After laying to rest two unsuccessful economic plans that left the country in disarray by stretching capacities beyond limits, Ethiopia has once again introduced a daring economic plan for the next decade. Dubbed the Ten-Year Perspective Plan (TYPP), the new economic blueprint shares many similarities with the first and second phases of the Growth and Transformation Plan (GTP), which dictated not only the economic path Ethiopia took in the past decade, but also immensely influenced political and social landscapes.

Introduced with the grand objective of laying dawn the foundations for the local manufacturing sector, the plan rolled out with stretched targets that seem unattainable and lacking feasibility. For instance, the plan envisions increasing export revenues from manufactured goods to USD9 billion by 2030 from the current USD400 million. Sadly, it seems the government learned nothing from the flaws of GTP I & II, which aimed to raise overall export earnings to USD13.9 billion but fell short at USD3 billion. In fact, no comprehensive study was conducted to figure out why exports could not exceed USD3 billion before embarking on this new target. The manufacturing sector is also expected to create job opportunities for five million people by 2030, up from the current 200,000.

Exaggerated targets contradicting on-the-ground realities is not confined to the manufacturing sector. Among the excessive figures targeted without concrete substance concern agriculture. Farmland coverage is projected to increase from the current 33Pct of arable land to 100Pct. This means that all of the vast cultivatable lowland areas in Somali, Afar, Benishangul, and other regional states will be covered by crops in ten years’ time. Although the progress currently being observed seems promising, there are only few mechanisms in place to attract commercial farmers capable of cultivating 30 million hectares of virgin land within ten years.

The new plan also states 4.4 million houses will be built in the next ten years, around 500,000 annually. Considering the fact that the government only managed to build less than 200,000 houses over the last fifteen years, the vision for the next decade looks impractical and detached from experienced reality.

The government’s rush to approve the TYPP without getting sufficient input from independent experts is the reason for the flaws in the new plan, according to Alemayehu Geda (PhD), Professor of macroeconomics at Addis Ababa University. “This also shows that there is a misunderstanding of the strengths and status of the economy.

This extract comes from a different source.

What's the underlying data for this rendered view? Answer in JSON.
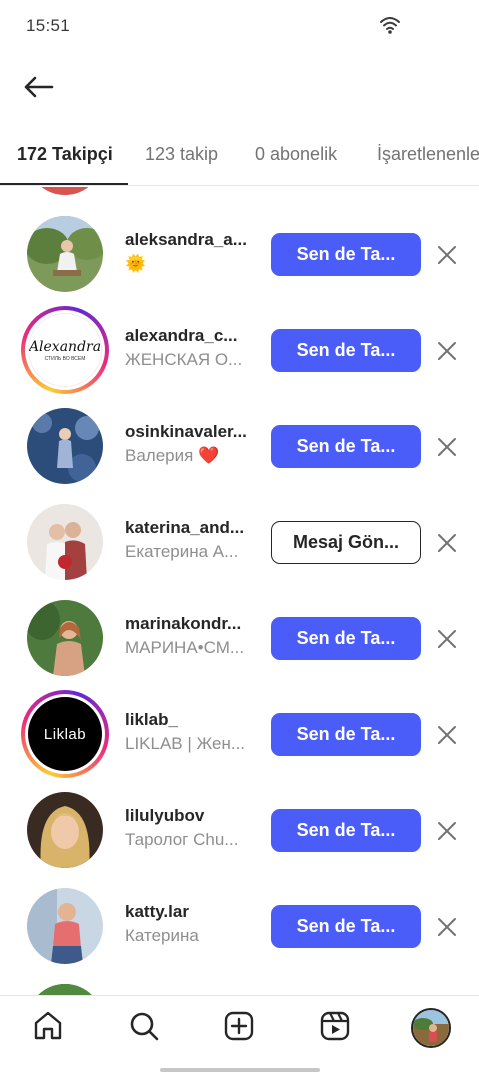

Alemayehu, is among 16 members—scholars and businesspeople—of the independent Economic Advisory Council established three days after the Council of Ministers passed the plan on December 11, 2020. Clearly, the advisory council was absent in the planning but is expected to back its implementation. “Leading scholars in the country were not consulted while preparing the TYPP. Even the role of the advisory council has not been stated thus far,” argues a leading professor, who has published a number of books and conducted research on the Ethiopian economy.
Experts also argue that the earliest flaw was to introduce a ten-year plan without evaluating the previous ten years during GTP I & II to assess failings. However, Fitsum Assefa (PhD), Minister in Charge of the National Planning and Development Commission (NPDC), the government arm in charge of crafting the TYPP, says the government conducted 12 studies and evaluated the experiences of 150 countries before crafting the TYPP. “We did not prepare the TYPP by just putting numbers into Microsoft Excel. We worked with many renowned experts to prepare the draft. We deployed state of the art models.”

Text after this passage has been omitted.